15/05/2023
Another vessel that was "disappeared" on the Peninsula!
🤠👍
The Devonport Steam Ferry Company was a young firm on 28 September 1885 when its second commissioned ferry, the SS Britannia, joined the fleet. The boat was constructed at Freemans Bay and the timber used in construction was mostly from a single kauri that had fallen over 100 years earlier. The two-deck paddle steamer dwarfed its rivals at the time it launched and became the flagship of the fleet.
When it wasn’t ferrying passengers between Queens Wharf and Devonport, Britannia ran excursions throughout the Hauraki Gulf. Ewen W. Alison, chairman of the company, commandeered it on several occasions to chauffer government officials and foreign dignitaries. It was only after the launch of the SS Kestrel in 1905 that its light began to fade.
Increasingly relegated to backup for the Devonport company, Britannia also was chartered as the relief boat for the Takapuna Tramways & Ferry Company’s SS Pupuke from 1913. In 1921, the Takapuna firm bought the ferry outright for £1,000. The new owners upgraded Britannia, lengthened its funnel, and gave it a new livery. Much of the year, Britannia ran excursions to Bucklands Beach. It was on one of these that the ferry was grounded in 1923 off Achilles Point.

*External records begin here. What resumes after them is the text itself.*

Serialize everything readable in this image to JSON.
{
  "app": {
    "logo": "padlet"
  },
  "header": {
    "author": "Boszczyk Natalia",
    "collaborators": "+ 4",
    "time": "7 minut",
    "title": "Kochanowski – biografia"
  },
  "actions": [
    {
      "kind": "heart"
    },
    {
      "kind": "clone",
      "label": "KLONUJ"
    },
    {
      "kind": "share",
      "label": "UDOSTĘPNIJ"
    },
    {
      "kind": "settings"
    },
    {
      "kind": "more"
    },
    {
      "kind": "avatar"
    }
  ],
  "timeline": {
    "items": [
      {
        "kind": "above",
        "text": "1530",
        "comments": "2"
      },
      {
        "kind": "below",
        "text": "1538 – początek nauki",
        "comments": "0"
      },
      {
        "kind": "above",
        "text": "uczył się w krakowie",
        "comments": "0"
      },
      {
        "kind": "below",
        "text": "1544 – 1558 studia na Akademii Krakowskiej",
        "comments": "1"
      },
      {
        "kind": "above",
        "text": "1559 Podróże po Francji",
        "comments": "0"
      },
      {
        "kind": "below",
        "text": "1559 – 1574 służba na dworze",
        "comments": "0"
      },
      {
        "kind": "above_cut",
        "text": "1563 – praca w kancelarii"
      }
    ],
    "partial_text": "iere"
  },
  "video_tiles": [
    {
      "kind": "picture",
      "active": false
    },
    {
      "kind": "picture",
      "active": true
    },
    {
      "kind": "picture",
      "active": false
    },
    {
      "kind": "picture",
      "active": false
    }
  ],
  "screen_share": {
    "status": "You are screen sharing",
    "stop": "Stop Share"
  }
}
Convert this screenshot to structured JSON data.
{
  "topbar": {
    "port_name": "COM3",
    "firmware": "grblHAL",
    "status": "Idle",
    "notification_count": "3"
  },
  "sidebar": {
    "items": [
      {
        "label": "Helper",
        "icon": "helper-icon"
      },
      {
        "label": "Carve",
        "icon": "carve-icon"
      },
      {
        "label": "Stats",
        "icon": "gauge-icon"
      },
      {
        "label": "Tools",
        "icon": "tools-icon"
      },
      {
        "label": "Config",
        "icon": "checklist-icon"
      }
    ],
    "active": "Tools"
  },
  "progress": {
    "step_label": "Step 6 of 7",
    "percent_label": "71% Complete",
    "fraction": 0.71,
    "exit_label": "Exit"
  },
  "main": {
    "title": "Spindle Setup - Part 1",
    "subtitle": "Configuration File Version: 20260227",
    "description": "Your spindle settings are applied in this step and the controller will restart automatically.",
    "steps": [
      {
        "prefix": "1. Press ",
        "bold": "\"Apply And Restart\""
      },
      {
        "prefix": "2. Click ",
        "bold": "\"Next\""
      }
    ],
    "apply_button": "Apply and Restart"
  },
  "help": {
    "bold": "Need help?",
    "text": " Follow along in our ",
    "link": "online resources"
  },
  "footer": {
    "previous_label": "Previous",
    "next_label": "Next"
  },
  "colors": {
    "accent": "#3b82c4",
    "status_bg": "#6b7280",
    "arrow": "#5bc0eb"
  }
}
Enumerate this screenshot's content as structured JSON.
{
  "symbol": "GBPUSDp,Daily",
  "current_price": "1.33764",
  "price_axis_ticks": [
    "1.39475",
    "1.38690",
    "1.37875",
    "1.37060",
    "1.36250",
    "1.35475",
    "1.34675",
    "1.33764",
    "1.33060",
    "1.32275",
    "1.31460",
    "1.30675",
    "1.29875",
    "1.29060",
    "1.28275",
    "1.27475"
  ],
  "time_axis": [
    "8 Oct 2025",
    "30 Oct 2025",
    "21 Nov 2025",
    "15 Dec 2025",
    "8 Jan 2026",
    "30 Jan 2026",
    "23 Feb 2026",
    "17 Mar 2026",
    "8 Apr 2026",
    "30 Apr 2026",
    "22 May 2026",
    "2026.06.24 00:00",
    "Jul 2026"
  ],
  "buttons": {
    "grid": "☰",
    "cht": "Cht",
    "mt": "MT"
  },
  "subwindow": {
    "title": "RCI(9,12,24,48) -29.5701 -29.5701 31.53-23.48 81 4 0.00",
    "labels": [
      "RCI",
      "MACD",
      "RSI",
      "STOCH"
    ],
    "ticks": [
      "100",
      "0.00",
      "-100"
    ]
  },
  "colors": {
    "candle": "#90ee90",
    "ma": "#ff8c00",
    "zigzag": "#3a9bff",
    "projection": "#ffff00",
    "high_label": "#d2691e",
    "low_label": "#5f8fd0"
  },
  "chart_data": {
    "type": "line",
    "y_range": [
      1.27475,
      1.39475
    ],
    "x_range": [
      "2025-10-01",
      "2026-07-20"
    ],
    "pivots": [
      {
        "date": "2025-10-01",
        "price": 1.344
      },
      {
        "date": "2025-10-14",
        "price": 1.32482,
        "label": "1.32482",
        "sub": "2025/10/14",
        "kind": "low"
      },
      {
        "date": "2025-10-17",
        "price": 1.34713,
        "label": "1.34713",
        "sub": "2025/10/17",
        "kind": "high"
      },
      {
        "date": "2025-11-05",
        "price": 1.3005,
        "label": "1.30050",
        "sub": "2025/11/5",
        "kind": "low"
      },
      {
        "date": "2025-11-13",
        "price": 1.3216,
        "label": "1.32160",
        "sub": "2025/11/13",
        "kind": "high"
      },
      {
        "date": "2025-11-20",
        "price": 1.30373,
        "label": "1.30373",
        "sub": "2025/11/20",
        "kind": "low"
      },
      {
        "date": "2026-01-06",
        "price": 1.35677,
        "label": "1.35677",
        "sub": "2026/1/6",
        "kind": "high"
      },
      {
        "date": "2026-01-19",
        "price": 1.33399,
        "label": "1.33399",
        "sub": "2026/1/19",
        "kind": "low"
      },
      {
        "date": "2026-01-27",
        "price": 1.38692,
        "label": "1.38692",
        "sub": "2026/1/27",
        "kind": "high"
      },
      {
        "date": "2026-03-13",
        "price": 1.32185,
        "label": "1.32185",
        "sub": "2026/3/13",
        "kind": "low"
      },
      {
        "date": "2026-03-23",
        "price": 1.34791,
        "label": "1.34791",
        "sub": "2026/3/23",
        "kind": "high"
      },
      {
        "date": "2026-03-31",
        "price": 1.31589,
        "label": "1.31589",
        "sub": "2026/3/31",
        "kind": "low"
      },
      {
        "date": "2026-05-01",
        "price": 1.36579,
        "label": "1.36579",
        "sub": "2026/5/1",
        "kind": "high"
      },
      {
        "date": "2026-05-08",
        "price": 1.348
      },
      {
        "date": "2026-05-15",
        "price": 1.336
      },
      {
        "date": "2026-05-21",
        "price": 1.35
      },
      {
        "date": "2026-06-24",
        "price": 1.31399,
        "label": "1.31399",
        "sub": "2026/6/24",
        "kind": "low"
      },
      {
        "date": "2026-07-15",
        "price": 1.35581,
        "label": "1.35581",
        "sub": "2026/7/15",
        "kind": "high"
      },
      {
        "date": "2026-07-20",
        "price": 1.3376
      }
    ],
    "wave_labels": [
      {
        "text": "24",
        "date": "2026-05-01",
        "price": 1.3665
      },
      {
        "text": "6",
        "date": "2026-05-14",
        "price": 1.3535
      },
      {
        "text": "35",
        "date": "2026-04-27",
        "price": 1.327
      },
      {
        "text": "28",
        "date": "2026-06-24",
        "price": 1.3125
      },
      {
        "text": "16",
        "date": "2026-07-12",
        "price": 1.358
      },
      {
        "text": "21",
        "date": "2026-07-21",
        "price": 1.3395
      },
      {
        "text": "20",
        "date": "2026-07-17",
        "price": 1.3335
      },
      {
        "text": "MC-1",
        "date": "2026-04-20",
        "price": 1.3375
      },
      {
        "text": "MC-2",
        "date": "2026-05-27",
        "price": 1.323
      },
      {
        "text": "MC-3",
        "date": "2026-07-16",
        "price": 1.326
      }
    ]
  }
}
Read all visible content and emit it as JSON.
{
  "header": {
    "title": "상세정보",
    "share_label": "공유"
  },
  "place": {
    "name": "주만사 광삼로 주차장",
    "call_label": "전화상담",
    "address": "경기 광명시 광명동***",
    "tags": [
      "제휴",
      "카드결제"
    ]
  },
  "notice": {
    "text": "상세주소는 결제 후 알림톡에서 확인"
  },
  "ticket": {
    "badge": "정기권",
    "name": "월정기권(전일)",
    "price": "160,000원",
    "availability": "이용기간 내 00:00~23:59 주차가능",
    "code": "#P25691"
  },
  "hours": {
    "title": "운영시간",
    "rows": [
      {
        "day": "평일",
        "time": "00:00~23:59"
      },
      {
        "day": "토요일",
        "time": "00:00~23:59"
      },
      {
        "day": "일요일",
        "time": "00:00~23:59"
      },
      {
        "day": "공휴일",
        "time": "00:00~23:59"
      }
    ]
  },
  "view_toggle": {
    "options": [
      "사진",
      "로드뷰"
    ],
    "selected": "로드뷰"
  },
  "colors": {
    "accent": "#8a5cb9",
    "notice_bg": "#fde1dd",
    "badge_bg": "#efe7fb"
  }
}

While Britannia survived the ordeal, the Takapuna company soon put it up for sale. After two years sitting in Shoal Bay, the ferry sank and its machinery was salvaged. The hull remained intact and was sold for £3 to become a floating tearoom and cabaret. It led an itinerant life from 1929, floating from Waiheke to Kawau to Kennedy’s Bay to Coromandel. From 1933, Britannia’s timber was gradually stripped to build a home near Tapu, leaving its frame to collapse into the Firth of Thames.